Este libro aborda en varias ocasiones la Dictadura, asunto que ha tenido en el último medio siglo una abundante literatura histórica, aunque no ha terminado de contarse todo… Aubert se pregunta: “”¿Fue la dictadura de Primo de Rivera un paréntesis regenerador o la salida pretoriana de una crisis que amenazaba con llevarse todo el sistema? ¿Fin de la vieja política o triunfo de la reacción? No contesta sino con otras voces, y recuerda el destierro de Unamuno (y el menos contado de Jiménez de Asúa), el encarcelamiento de Marañón y el cierre del Ateneo que preside, o los embates desde la Costa Azul de Blasco Ibáñez, para resumir la aversión del dictador hacia los intelectuales. Salvo el adulador Azorín, los autoritarios Maeztu, D’Ors, Pradera, o quienes le hicieron Doctor Honoris Causa en Salamanca, la mayoría se mostró siempre adversa: renunciaron a su cátedra Ortega, De los Ríos, Valdecasas, Sánchez Román… y van formando una agrupación “de la más sana parte de la izquierda española” (y la Liga de Educación Social), entre los que da cuenta de contactos con la masonería. De poco servirá esbozar una especie de constitución, crear una Asamblea Nacional Consultiva nada democrática, o declararse el dictador incapaz de dialogar, incomprendido. Los intelectuales, realmente un importante grupo organizado y homogéneo, apelan a la decencia, una crítica moral incontestable desde la corrupción tolerada, y representan el ataque principal al régimen. Como afirma el autor, “España es sin duda, bajo la dictadura y sobre todo a principios de la República, el país en el que el mayor número de intelectuales toman parte en la vida política”. Otra cosa es que acuerden régimen e ideas para el día que caiga. Porque “contribuyeron al advenimiento de la República, ocuparon ministerios importantes y encarnaron el poder legislativo”, pero “desde su escaño de diputados, la mayoría de estos intelectuales desempeñaron un papel relevante que no irá más allá de las Constituyentes. La decepción de los más famosos fue patente desde el verano de 1931”.

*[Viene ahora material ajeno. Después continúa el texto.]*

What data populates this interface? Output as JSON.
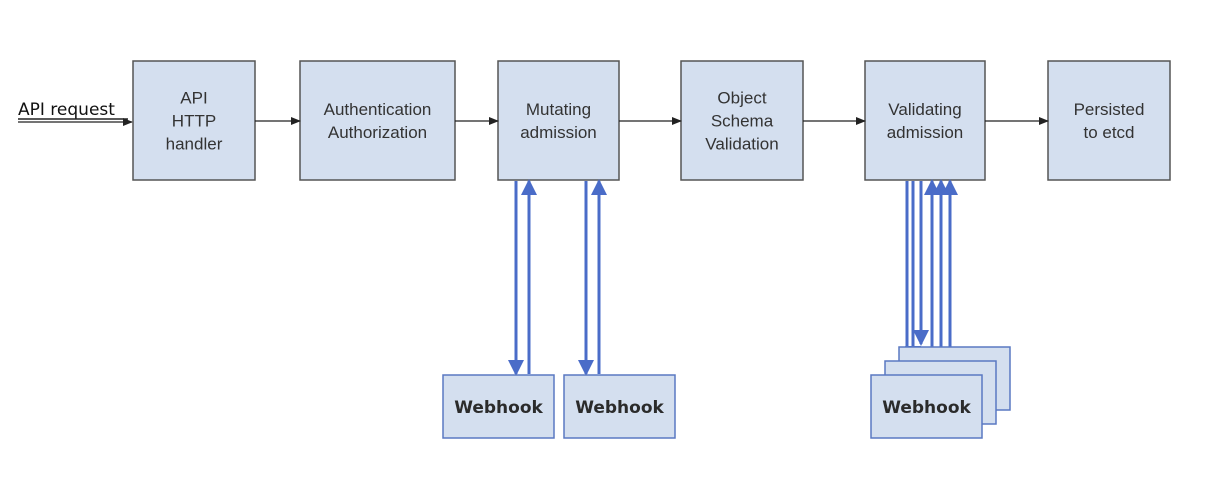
{
  "diagram": {
    "input_label": "API request",
    "stages": [
      {
        "id": "api-http-handler",
        "lines": [
          "API",
          "HTTP",
          "handler"
        ]
      },
      {
        "id": "authn-authz",
        "lines": [
          "Authentication",
          "Authorization"
        ]
      },
      {
        "id": "mutating-admission",
        "lines": [
          "Mutating",
          "admission"
        ]
      },
      {
        "id": "object-schema-validation",
        "lines": [
          "Object",
          "Schema",
          "Validation"
        ]
      },
      {
        "id": "validating-admission",
        "lines": [
          "Validating",
          "admission"
        ]
      },
      {
        "id": "persisted-to-etcd",
        "lines": [
          "Persisted",
          "to etcd"
        ]
      }
    ],
    "webhooks": [
      {
        "label": "Webhook",
        "attached_to": "mutating-admission",
        "stacked": false
      },
      {
        "label": "Webhook",
        "attached_to": "mutating-admission",
        "stacked": false
      },
      {
        "label": "Webhook",
        "attached_to": "validating-admission",
        "stacked": true
      }
    ],
    "colors": {
      "box_fill": "#d4dfef",
      "box_stroke": "#555555",
      "arrow_blue": "#4a6cc8"
    }
  }
}
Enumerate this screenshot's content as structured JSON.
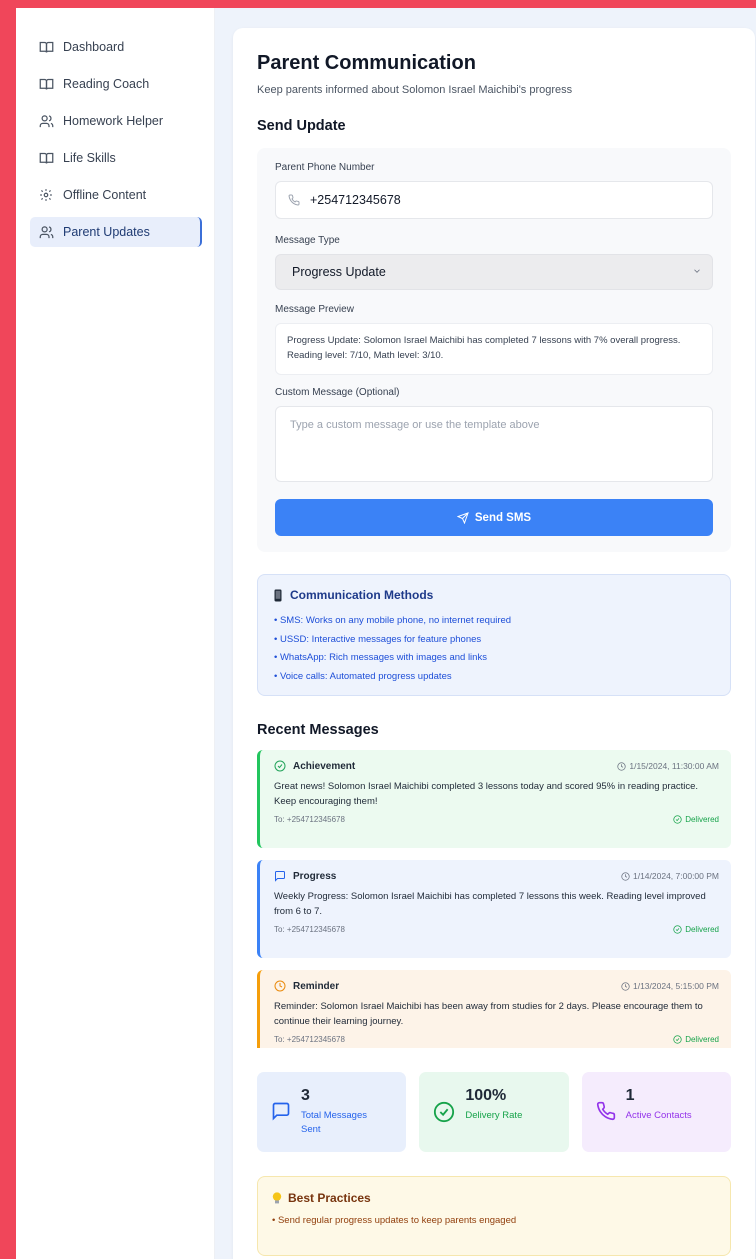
{
  "sidebar": {
    "items": [
      {
        "label": "Dashboard",
        "icon": "book-open-icon",
        "active": false
      },
      {
        "label": "Reading Coach",
        "icon": "book-open-icon",
        "active": false
      },
      {
        "label": "Homework Helper",
        "icon": "users-icon",
        "active": false
      },
      {
        "label": "Life Skills",
        "icon": "book-open-icon",
        "active": false
      },
      {
        "label": "Offline Content",
        "icon": "gear-icon",
        "active": false
      },
      {
        "label": "Parent Updates",
        "icon": "users-icon",
        "active": true
      }
    ]
  },
  "page": {
    "title": "Parent Communication",
    "subtitle": "Keep parents informed about Solomon Israel Maichibi's progress"
  },
  "send_update": {
    "heading": "Send Update",
    "phone_label": "Parent Phone Number",
    "phone_value": "+254712345678",
    "type_label": "Message Type",
    "type_value": "Progress Update",
    "preview_label": "Message Preview",
    "preview_text": "Progress Update: Solomon Israel Maichibi has completed 7 lessons with 7% overall progress. Reading level: 7/10, Math level: 3/10.",
    "custom_label": "Custom Message (Optional)",
    "custom_placeholder": "Type a custom message or use the template above",
    "send_label": "Send SMS"
  },
  "methods": {
    "title": "Communication Methods",
    "items": [
      "• SMS: Works on any mobile phone, no internet required",
      "• USSD: Interactive messages for feature phones",
      "• WhatsApp: Rich messages with images and links",
      "• Voice calls: Automated progress updates"
    ]
  },
  "recent": {
    "heading": "Recent Messages",
    "messages": [
      {
        "type": "Achievement",
        "time": "1/15/2024, 11:30:00 AM",
        "body": "Great news! Solomon Israel Maichibi completed 3 lessons today and scored 95% in reading practice. Keep encouraging them!",
        "to": "To: +254712345678",
        "status": "Delivered",
        "bg": "#ecfaf0",
        "border": "#22c55e",
        "icon_color": "#22a35a"
      },
      {
        "type": "Progress",
        "time": "1/14/2024, 7:00:00 PM",
        "body": "Weekly Progress: Solomon Israel Maichibi has completed 7 lessons this week. Reading level improved from 6 to 7.",
        "to": "To: +254712345678",
        "status": "Delivered",
        "bg": "#eef3fd",
        "border": "#3b82f6",
        "icon_color": "#2563eb"
      },
      {
        "type": "Reminder",
        "time": "1/13/2024, 5:15:00 PM",
        "body": "Reminder: Solomon Israel Maichibi has been away from studies for 2 days. Please encourage them to continue their learning journey.",
        "to": "To: +254712345678",
        "status": "Delivered",
        "bg": "#fdf3e8",
        "border": "#f59e0b",
        "icon_color": "#ea8a0c"
      }
    ]
  },
  "stats": [
    {
      "value": "3",
      "label": "Total Messages Sent",
      "bg": "#e8effc",
      "color": "#2563eb",
      "icon": "message-icon"
    },
    {
      "value": "100%",
      "label": "Delivery Rate",
      "bg": "#e8f8ee",
      "color": "#16a34a",
      "icon": "check-circle-icon"
    },
    {
      "value": "1",
      "label": "Active Contacts",
      "bg": "#f5ecfd",
      "color": "#9333ea",
      "icon": "phone-icon"
    }
  ],
  "best_practices": {
    "title": "Best Practices",
    "items": [
      "• Send regular progress updates to keep parents engaged"
    ]
  }
}
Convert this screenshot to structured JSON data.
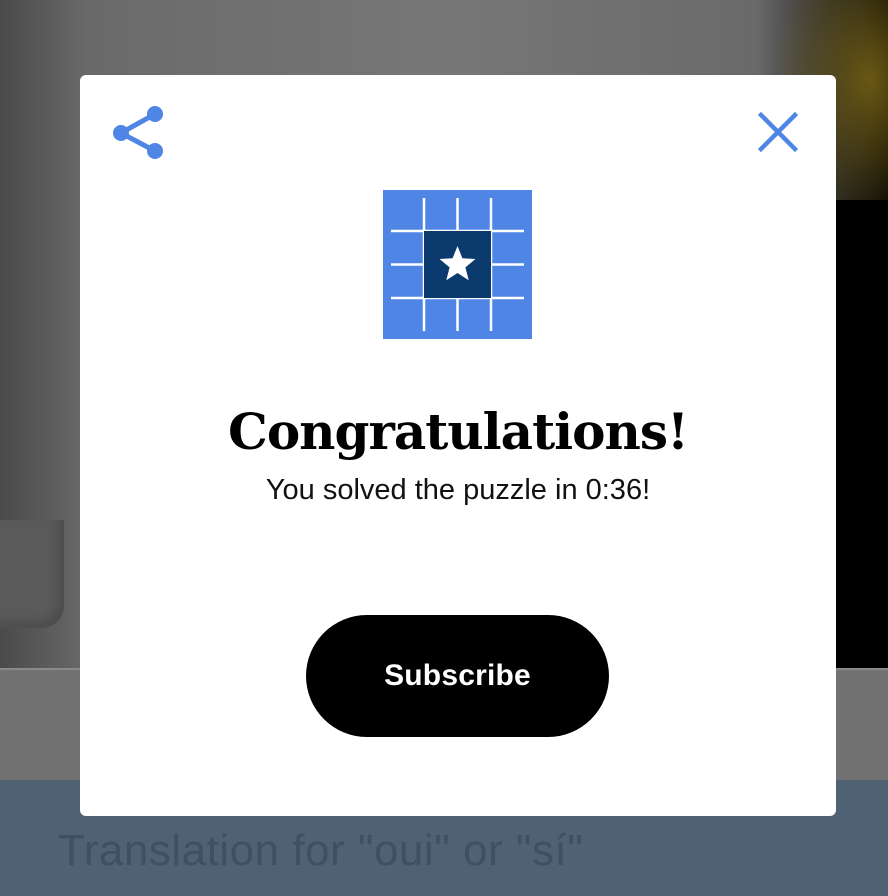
{
  "background": {
    "clue_text": "Translation for \"oui\" or \"sí\""
  },
  "modal": {
    "share_icon": "share-icon",
    "close_icon": "close-icon",
    "puzzle_icon": "mini-crossword-star-icon",
    "title": "Congratulations!",
    "message": "You solved the puzzle in 0:36!",
    "subscribe_label": "Subscribe"
  },
  "colors": {
    "accent_blue": "#4f85e5",
    "icon_dark_blue": "#0b3a6e",
    "button_black": "#000000",
    "clue_bar": "#4e6273"
  }
}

Antonio Machado, Gregorio Marañón, José Ortega y Gasset y Ramón Pérez de Ayala en el Acto de presentación de la Agrupación al Servicio de la República en el Teatro Juan Bravo de Segovia, 14 de febrero de 1931 (foto: Archivo Fotográfico Alfonso)
 

Casi concluyendo, Paul Aubert señala que “España llegó tarde a la democracia, ésta fue tan imperfecta como en las demás naciones donde su funcionamiento está cuestionado ahora y merece una nueva definición”, y con alguna frecuencia viene de aquellos años, tan premonitorios, hasta los nuestros, y hace comparaciones y reflexiones. Y viene a cuento un artículo suyo de los muchos certeros y sutiles, en que recuerda: “«España es el único país en que los intelectuales se ocupan de política inmediata», escribía, orgulloso, Ortega y Gasset en 1927. La fecha importa mucho porque, en 1940, confesaba que el intelectual que en su país lo era todo —pues redactaba el relato nacional— ya no era nada. Tras la generación que hizo la Primera República, los intelectuales dispusieron brevemente en España del aparato de estado. Su intervención en la vida política, su relación con el poder y, luego, su acceso a las responsabilidades del estado constituyen una clave para entender la historia de España a lo largo del primer tercio del siglo xx”.

Añadamos que este libro resume bien la totalidad, enfatiza y explica con claridad didáctica aspectos menos trabajados hasta ahora, aporta muchos puntos de vista desde fuera (por alguien que conoce profundamente la cultura española), fotografías poco o nada conocidas, cuadros, notas, numerosos datos (muchos de elaboración propia), y desarrolla una visión socioeconómica muy bien articulada, donde se insertan comentarios claros y contundentes, finas anécdotas, semblanzas, adjetivaciones novedosas. Con excelente escritura en español, que enriquece el relato y asuntos que se benefician de esos conocimientos y perspectivas como el caso Ferrer, las posturas ante la guerra del 14, francofilia y democracia, etc. que fuerzan y concentran el debate ideológico.

Reseña del libro de Paul Aubert La España que pudo ser (1885-1931), Madrid, Tecnos, 2021, 814 páginas.